# Too much prem



## Budstl (Apr 19, 2017)

Is there a thing as long as you are following the max rate per app/per year using dimension and prodiamine? For instance, hi yield dimension granules i belive says no more than 9lbs/m per app and no more than 27lbs/ per year. So lets say hypothetically you put down the hi yield march, may, july, and finish with prodiamine sept or oct. Then the following year you begin with prodiamine as to not go over the yearly rate of dimension. Other than cost is there damage to the turf or environment?


----------



## gene_stl (Oct 29, 2017)

Well keep in mind they are both root pruners. If you max out one and use a quantity of the other I would expect some damage to the desirable turf species. You ought to have a whistle clean lawn though. Maybe too clean.


----------



## Turfguy93 (Aug 30, 2017)

You should only apply pre-m 2 maybe 3 times a year If you do a split app in the spring. Or else your roots will take a beating. I prefer not to apply pre-m if the turf is thick and healthy and doesn't have any serious weed issues


----------



## craigdt (Apr 21, 2018)

gene_stl said:


> You can "safen" it by adding some triclopyr.


Say what now?

I have some Triclopyr that needs using....

Can you elaborate a bit for us?


----------



## gene_stl (Oct 29, 2017)

Safening


----------



## j4c11 (Apr 30, 2017)

I don't think you can extrapolate a safening effect for triclopyr from fluazifop to prodiamine or other pre-emergents, they are totally different herbicides.


----------



## gene_stl (Oct 29, 2017)

Good point.


----------



## craigdt (Apr 21, 2018)

gene_stl said:


> Good point.


No! You edited your post, removing what I think was a hidden gem.

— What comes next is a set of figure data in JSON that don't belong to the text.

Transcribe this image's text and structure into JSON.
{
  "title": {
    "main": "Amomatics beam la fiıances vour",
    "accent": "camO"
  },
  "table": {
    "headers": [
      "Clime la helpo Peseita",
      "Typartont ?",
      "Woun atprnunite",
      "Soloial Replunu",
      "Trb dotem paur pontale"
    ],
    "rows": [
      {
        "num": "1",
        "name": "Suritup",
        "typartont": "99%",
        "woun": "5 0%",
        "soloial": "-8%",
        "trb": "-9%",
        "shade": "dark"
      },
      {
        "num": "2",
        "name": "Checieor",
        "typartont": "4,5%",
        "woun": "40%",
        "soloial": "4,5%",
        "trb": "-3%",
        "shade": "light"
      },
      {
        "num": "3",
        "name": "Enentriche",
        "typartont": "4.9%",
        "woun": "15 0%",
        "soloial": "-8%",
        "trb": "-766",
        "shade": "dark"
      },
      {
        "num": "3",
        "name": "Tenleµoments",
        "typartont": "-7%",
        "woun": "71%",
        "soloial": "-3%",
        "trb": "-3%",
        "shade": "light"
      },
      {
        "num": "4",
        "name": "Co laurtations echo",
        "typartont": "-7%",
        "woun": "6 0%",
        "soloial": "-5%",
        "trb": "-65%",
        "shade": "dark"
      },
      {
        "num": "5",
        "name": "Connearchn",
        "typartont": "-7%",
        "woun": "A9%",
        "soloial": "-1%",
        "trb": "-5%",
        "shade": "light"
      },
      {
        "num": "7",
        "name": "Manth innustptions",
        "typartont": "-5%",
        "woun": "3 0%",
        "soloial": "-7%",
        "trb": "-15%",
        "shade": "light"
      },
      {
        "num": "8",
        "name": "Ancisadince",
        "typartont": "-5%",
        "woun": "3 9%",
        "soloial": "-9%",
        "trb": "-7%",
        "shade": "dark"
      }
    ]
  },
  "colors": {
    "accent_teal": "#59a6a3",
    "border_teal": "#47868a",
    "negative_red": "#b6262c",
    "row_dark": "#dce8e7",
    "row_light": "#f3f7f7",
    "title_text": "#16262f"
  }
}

Can you teach me a little bit about how 1 product can safen another?


----------



## gene_stl (Oct 29, 2017)

I edited my post because I posted something incorrect. I will repost it for your benefit because it does have uses but I got my wires crossed a little and posted before I thought hard enough.  
If you google the word safen or safening you will find a bunch of ag articles with combos of chemicals we have never heard of. Except Acclaim and Fusilade which are the main example along with Pylex and Tenacity. All different herbicide groups. Triclopyr is present in T Zone herbicides along with sulfentrazone so that is probably also a good mix. I wouldn't know whether it causes safening there or not.



> Safening
> Although synergism is rare when tank-mixing turf herbicides,
> another positive affect that can occur when tank-mixing
> herbicides is safening. Safening occurs when two herbicides
> ...


Quoted from 2018 _Turfgrass Weed Control for Professionals_
Copyright Purdue University , all rights reserved.


----------



## craigdt (Apr 21, 2018)

gene_stl said:


> I edited my post because I posted something incorrect.  I will repost it for your benefit because it does have uses but I got my wires crossed a little and posted before I thought hard enough.
> 
> 
> 
> ...


Thank you very much for adding this.

I've been wanting to try mesotrione but concerned about the whitening.

Edit-
I see you quoted the $12 e-version of the Purdue publication.
Do you think its worth it? Considering getting a copy of it.


----------



## Greendoc (Mar 24, 2018)

On tolerant grasses, the bleaching effect of Mesotrione(Tenacity is minimal. However, 7 days after application, susceptible weeds turn very white. Adding Triclopyr and/or Quinclorac reduces this effect. So does adding Sulfentrazone or Carfentrazone. For me, weeds turning white is an indicator of how widespread a weed problem is in a lawn.


----------



## gene_stl (Oct 29, 2017)

I like the way Tenacity lights stuff up for just the above reason. Lets you know how much work you have yet to do. :shock: 
I think that book is very good and definitely worth the $12.


----------



## Greendoc (Mar 24, 2018)

So do I. That indicates where Soul Stealer needs to be used or else if more intensive selective weed control needs to be done.


----------



## gene_stl (Oct 29, 2017)

Soul Stealer = Glyphosate? :lol:


----------



## Greendoc (Mar 24, 2018)

Soul Stealer = Glyphosate+Fluzafop+Triclopyr+Mesotrione. 
@social port came up with the name for what I use when nothing must survive.


----------



## gene_stl (Oct 29, 2017)

Yeah I just used the search function and found it. I have hardly started on the bermuda grass. But I have made a very large dent in the dallis. I think it will move to the neighbors just because life will be easier there.


----------